Aunque un poco palurdo, sabía tomar de un modo elegante su rapé, lo aspiraba como hombre que estuviera seguro de tener su petaca siempre llena de macuba, y el día en que el señor Goriot se instaló en casa de ella, la señora Vauquer se acostó por la noche ardiendo en el fuego del deseo de abandonar el sudario de Vauquer para renacer convertida en una Goriot. Casarse, vender su pensión, dar el brazo a aquella fina flor de burguesía, convertirse en una dama notable en el barrio, pedir limosna para los indigentes, hacer pequeñas partidas el domingo con Choisy, Soissy y Gentilly; asistir a los espectáculos que quisiera, en butaca de palco, sin tener que aguardar las entradas de autor que le daban algunos de sus huéspedes, en el mes de Julio; soñó todo el Eldorado de los pequeños hogares parisienses. No había confesado a nadie que tenía cuarenta mil francos, acumulados céntimo sobre céntimo. Ciertamente, desde el punto de vista financiero, considerábase un buen partido. «Por lo demás, bien valgo ese buen hombre», díjose, volviéndose del otro lado en la cama, como para asegurarse de los encantos que la gorda Silvia encontraba cada mañana moldeados en hueco. Desde aquel día, durante unos tres meses, la viuda Vauquer aprovechóse del peluquero del señor Goriot e hizo algunos gastos de «toilette», justificados por la necesidad de dar a su casa cierto decoro en armonía con las personas honorables que la frecuentaban. Puso un gran empeño en cambiar el personal de su pensión, con la pretensión de no aceptar en adelante más que a las personas más distinguidas en todos conceptos. Si se presentaba un extraño, ella le alababa la preferencia que le había dispensado el señor Goriot, uno de los negociantes más notables y más respetables de París. Distribuyó unos prospectos en los que se leía: «Casa Vauquer, una de las pensiones más antiguas y más apreciadas del barrio latino. Tiene una vista de las más agradables del valle de los Gobelinos (se le divisa desde el tercer piso) y un lindo jardín, en el extremo del cual se extiende una avenida de tilos».
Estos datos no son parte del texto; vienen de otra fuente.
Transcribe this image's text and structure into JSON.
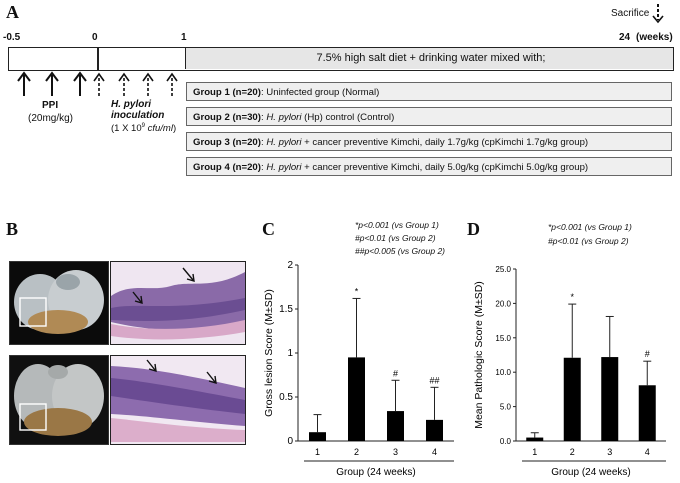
{
  "panel_a": {
    "letter": "A",
    "sacrifice_label": "Sacrifice",
    "timeline_ticks": [
      "-0.5",
      "0",
      "1",
      "24"
    ],
    "weeks_label": "(weeks)",
    "diet_label": "7.5% high salt diet + drinking water mixed with;",
    "ppi_label": "PPI",
    "ppi_dose": "(20mg/kg)",
    "hp_label_1": "H. pylori",
    "hp_label_2": "inoculation",
    "hp_dose_pre": "(1 X 10",
    "hp_dose_exp": "9",
    "hp_dose_unit": "cfu/ml",
    "hp_dose_post": ")",
    "groups": [
      {
        "title": "Group 1  (n=20)",
        "text": ": Uninfected group (Normal)"
      },
      {
        "title": "Group 2 (n=30)",
        "text_pre": ": ",
        "italic": "H. pylori",
        "text": " (Hp) control (Control)"
      },
      {
        "title": "Group 3 (n=20)",
        "text_pre": ": ",
        "italic": "H. pylori",
        "text": " + cancer preventive Kimchi, daily 1.7g/kg (cpKimchi 1.7g/kg group)"
      },
      {
        "title": "Group 4 (n=20)",
        "text_pre": ": ",
        "italic": "H. pylori",
        "text": " + cancer preventive Kimchi, daily 5.0g/kg (cpKimchi 5.0g/kg group)"
      }
    ]
  },
  "panel_b": {
    "letter": "B"
  },
  "panel_c": {
    "letter": "C",
    "notes": [
      "*p<0.001 (vs Group 1)",
      "#p<0.01 (vs Group 2)",
      "##p<0.005 (vs Group 2)"
    ]
  },
  "panel_d": {
    "letter": "D",
    "notes": [
      "*p<0.001 (vs Group 1)",
      "#p<0.01 (vs Group 2)"
    ]
  },
  "chart_data": [
    {
      "type": "bar",
      "title": "",
      "categories": [
        "1",
        "2",
        "3",
        "4"
      ],
      "values": [
        0.1,
        0.95,
        0.34,
        0.24
      ],
      "errors": [
        0.2,
        0.67,
        0.35,
        0.37
      ],
      "markers": [
        "",
        "*",
        "#",
        "##"
      ],
      "ylim": [
        0,
        2
      ],
      "yticks": [
        "0",
        "0.5",
        "1",
        "1.5",
        "2"
      ],
      "xlabel": "Group (24 weeks)",
      "ylabel": "Gross lesion Score (M±SD)"
    },
    {
      "type": "bar",
      "title": "",
      "categories": [
        "1",
        "2",
        "3",
        "4"
      ],
      "values": [
        0.5,
        12.1,
        12.2,
        8.1
      ],
      "errors": [
        0.7,
        7.8,
        5.9,
        3.5
      ],
      "markers": [
        "",
        "*",
        "",
        "#"
      ],
      "ylim": [
        0,
        25
      ],
      "yticks": [
        "0.0",
        "5.0",
        "10.0",
        "15.0",
        "20.0",
        "25.0"
      ],
      "xlabel": "Group (24 weeks)",
      "ylabel": "Mean Pathologic Score (M±SD)"
    }
  ]
}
Hablaba en el prospecto de los buenos aires y de la soledad. Este prospecto le trajo a la señora condesa de Ambermesnil, mujer de treinta y cinco años, que aguardaba la liquidación de tina pensión que se le debía en calidad de viuda de un general muerto en los campos de batalla. La señora Vauquer cuidó de la mesa, encendió lumbre en los salones por espacio de casi seis meses y cumplió lo prometido en su prospecto. Así, la condesa decía a la señora Vauquer, llamándola querida amiga, que le procuraría la baronesa de Vaumerland y la viuda del coronel conde Picquoiseau, dos de sus amigas, que vivían en el Marais en una pensión más cara que la Casa Vauquer. Por otra parte, estas damas vivirían con mucho mayor desahogo cuando las Oficinas de la Guerra hubieran terminado su trabajo. «Pero —decía— las Oficinas no terminan nada».

Las dos viudas subían juntas, después de comer, a la habitación de la señora Vauquer y charlaban allí un rato mientras bebían licor de grosella y comían algunas golosinas reservadas para el paladar de la dueña. La señora de Ambermesnil aprobó los proyectos de su patrona con respecto a Goriot, proyectos excelentes, que, por otra parte, ella había adivinado desde el primer día; parecíale un hombre perfecto.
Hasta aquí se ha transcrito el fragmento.